Symbole des tensions actuelles entre conviction intime et enjeux politiques, ce long-métrage au message spirituel attise les débats sur la place du religieux en France.
Les habitants de Marseille pourront finalement assister à la projection de « Sacré-Cœur », le long-métrage controversé, dont la sortie début octobre a déclenché de vives réactions à l’échelle nationale.
C’est la décision du tribunal administratif communiquée samedi 25 octobre, à la suite d’une procédure d’urgence engagée par des opposants à la déprogrammation ordonnée par la municipalité peu avant la séance prévue au Château de la Buzine, propriété acquise jadis par Marcel Pagnol et désormais gérée par la municipalité marseillaise.
Une annulation justifiée par la loi de 1905 sur la séparation des Églises et de l’État. Ce texte de référence protège tant la liberté de conscience que la nécessaire préservation de l’ordre public.
Selon la mairie, « l’application absolue de la loi et des jurisprudences constantes en la matière s’impose à tous les lieux gérés par les collectivités publiques en France ». Au grand dam des auteurs de cette docu-fiction, qui raconte l’histoire de Sainte Marguerite Marie, religieuse visitandine ayant vécu il y a 350 ans, à qui Jésus aurait révélé son cœur « brûlant d’amour ».
Une production polémique
Le film retrace l’évolution de la dévotion au Sacré-Cœur de Jésus à travers les siècles et son influence mondiale, présentant des témoignages contemporains de personnes dont la vie aurait été transformée par cette dévotion catholique.
Une ode à la foi chrétienne qui n’est pas agréable dans les oreilles de tout le monde. La campagne d’affichage du film a ainsi été refusée par la régie publicitaire de la SNCF et de la RATP, au motif que son caractère confessionnel contrevenait au principe de neutralité du service public.
C’est précisément sur ces polémiques que les médias du groupe Bolloré ont concentré leur attention, dénonçant ce qu’ils qualifient de « christianomépris » ou de « laïcisme ». Le réalisateur, invité sur Europe 1 (chaîne appartenant au groupe), s’est indigné notamment indigné, déclarant : « On nous dit ‘non c’est trop prosélite’. Donc L’Exorciste, Conjuring oui, mais Jésus non. »
La justice tranche
L’ordonnance de justice du tribunal administratif de Marseille, longue de six pages et consultée par BFMTV, est claire : empêcher la diffusion du film dans un cinéma municipal revient à interdire l’accès à une partie du public. Pour le juge, cela constitue une atteinte grave et manifestement illégale à la liberté d’expression et à la liberté de création artistique.

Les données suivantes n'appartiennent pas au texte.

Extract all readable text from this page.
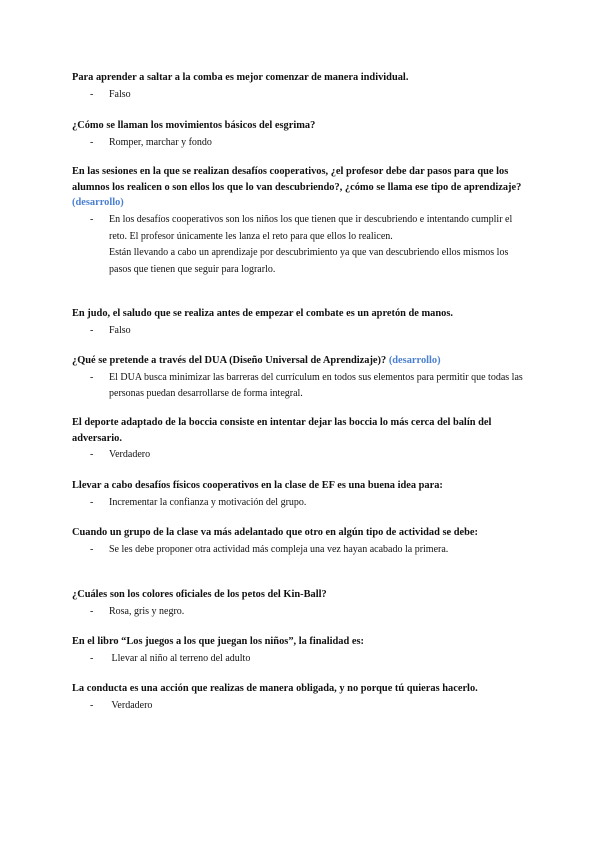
Para aprender a saltar a la comba es mejor comenzar de manera individual.

- Falso

¿Cómo se llaman los movimientos básicos del esgrima?

- Romper, marchar y fondo

En las sesiones en la que se realizan desafíos cooperativos, ¿el profesor debe dar pasos para que los alumnos los realicen o son ellos los que lo van descubriendo?, ¿cómo se llama ese tipo de aprendizaje? (desarrollo)

- En los desafíos cooperativos son los niños los que tienen que ir descubriendo e intentando cumplir el reto. El profesor únicamente les lanza el reto para que ellos lo realicen.
Están llevando a cabo un aprendizaje por descubrimiento ya que van descubriendo ellos mismos los pasos que tienen que seguir para lograrlo.

En judo, el saludo que se realiza antes de empezar el combate es un apretón de manos.

- Falso

¿Qué se pretende a través del DUA (Diseño Universal de Aprendizaje)? (desarrollo)

- El DUA busca minimizar las barreras del currículum en todos sus elementos para permitir que todas las personas puedan desarrollarse de forma integral.

El deporte adaptado de la boccia consiste en intentar dejar las boccia lo más cerca del balín del adversario.

- Verdadero

Llevar a cabo desafíos físicos cooperativos en la clase de EF es una buena idea para:

- Incrementar la confianza y motivación del grupo.

Cuando un grupo de la clase va más adelantado que otro en algún tipo de actividad se debe:

- Se les debe proponer otra actividad más compleja una vez hayan acabado la primera.

¿Cuáles son los colores oficiales de los petos del Kin-Ball?

- Rosa, gris y negro.

En el libro “Los juegos a los que juegan los niños”, la finalidad es:

- Llevar al niño al terreno del adulto

La conducta es una acción que realizas de manera obligada, y no porque tú quieras hacerlo.

- Verdadero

Il souligne que la seule programmation d’une œuvre cinématographique à caractère religieux dans un espace municipal ne peut être considérée comme une violation du principe de laïcité, tant que la commune ne manifeste ni reconnaissance officielle ni préférence pour un culte particulier, et qu’il n’y a pas de subvention directe ou indirecte.